Further to this post of yesterday, here's Jan Raath in today's Times (£):
Less than 30 years ago, Mugabe's security forces slaughtered up to 20,000 civilians in the western provinces of Matabeleland; they threw them down mineshafts and buried them alive. Mugabe has never shown any remorse for this. In each of the parliamentary elections since 2000 when the MDC [Movement for Democratic Change] first challenged Mugabe, Zanu (PF) has managed narrowly to win one seat out of 26 in the region. Now Zanu (PF) has got 21.
The margin of the Zanu (PF) victory in the parliamentary elections is jaw-dropping. "54 per cent might have been credible," tweeted David Coltart, the distinguished human rights lawyer. "75 per cent is not." We are in the joke realm of 99 per cent election victories of the long-dead Communist bloc and African one-party states of the 1970s that the rest of the educated world - which includes Zimbabwe - is trying to forget.
The joke is particularly sour as Zimbabweans dropped their guard and thought the poll might be more or less fair because there was no serious violence or intimidation in the run-up and the opposition had been left relatively free to campaign.

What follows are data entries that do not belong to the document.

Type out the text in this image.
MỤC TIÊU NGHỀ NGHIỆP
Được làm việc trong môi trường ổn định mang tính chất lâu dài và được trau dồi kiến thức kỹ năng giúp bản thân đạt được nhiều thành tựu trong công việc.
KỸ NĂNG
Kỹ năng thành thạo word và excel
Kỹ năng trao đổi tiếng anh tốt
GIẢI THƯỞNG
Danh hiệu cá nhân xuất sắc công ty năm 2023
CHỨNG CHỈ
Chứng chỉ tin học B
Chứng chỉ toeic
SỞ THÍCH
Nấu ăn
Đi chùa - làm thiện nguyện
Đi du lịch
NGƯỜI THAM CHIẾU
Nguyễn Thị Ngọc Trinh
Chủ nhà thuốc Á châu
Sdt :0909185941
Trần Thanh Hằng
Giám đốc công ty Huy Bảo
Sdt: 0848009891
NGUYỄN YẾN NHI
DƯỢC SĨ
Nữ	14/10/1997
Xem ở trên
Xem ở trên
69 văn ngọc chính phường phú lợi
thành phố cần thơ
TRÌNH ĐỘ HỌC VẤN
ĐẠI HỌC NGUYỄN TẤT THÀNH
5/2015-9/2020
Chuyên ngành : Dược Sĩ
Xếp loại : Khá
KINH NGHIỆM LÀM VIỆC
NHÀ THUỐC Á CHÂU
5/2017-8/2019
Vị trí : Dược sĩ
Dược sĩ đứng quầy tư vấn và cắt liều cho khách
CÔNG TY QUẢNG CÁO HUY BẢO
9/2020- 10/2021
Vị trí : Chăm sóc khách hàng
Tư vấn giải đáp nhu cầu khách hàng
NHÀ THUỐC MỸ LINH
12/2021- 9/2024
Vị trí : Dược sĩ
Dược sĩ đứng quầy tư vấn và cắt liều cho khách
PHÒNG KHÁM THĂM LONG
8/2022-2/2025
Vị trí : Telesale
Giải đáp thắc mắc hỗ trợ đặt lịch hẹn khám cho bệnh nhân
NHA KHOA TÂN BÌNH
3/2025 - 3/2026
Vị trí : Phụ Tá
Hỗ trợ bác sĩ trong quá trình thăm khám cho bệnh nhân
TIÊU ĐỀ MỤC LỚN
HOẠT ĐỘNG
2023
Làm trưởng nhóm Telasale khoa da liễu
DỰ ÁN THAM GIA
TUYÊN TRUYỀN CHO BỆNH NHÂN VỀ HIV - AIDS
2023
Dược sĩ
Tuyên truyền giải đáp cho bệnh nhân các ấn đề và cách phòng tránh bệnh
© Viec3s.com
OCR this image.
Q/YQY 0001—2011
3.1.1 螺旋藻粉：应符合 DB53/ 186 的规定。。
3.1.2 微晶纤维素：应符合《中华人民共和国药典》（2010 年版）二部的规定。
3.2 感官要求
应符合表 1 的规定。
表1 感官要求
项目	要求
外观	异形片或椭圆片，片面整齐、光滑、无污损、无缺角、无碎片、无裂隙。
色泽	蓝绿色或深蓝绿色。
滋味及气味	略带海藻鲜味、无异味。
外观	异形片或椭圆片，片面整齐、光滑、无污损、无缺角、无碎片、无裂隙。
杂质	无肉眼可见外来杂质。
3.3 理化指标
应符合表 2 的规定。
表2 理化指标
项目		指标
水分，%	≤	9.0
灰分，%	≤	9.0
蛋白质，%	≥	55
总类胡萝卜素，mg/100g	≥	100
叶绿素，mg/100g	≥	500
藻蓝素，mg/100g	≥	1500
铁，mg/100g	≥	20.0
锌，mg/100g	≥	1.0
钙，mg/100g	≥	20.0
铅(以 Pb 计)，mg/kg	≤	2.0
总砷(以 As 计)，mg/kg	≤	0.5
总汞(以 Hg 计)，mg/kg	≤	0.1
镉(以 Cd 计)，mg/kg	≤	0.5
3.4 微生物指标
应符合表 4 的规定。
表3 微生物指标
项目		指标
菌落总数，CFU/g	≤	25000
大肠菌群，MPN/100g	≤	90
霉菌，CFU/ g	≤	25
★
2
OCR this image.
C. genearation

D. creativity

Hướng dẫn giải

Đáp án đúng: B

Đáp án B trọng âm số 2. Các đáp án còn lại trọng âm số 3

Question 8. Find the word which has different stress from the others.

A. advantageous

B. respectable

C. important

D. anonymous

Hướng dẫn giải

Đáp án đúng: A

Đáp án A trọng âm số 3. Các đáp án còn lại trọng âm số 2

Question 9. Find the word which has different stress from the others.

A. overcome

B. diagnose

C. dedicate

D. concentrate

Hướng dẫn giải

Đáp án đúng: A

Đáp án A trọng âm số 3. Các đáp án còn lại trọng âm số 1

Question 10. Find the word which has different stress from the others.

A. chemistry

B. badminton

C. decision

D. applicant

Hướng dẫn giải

It is becoming clearer, however, that this project to steal the election was planned over a long time. The key to the Mugabe victory was his tampering with the electoral register. The names of young, urban voters were erased, then the votes of the dead were added, the names of other voters duplicated and the votes of the millions who have fled the economic ruination were restored. Thousands of shaven-headed young men (police and militia recruits identifiable by their tightly folded blankets) were bussed into polling stations to cast these phoney votes.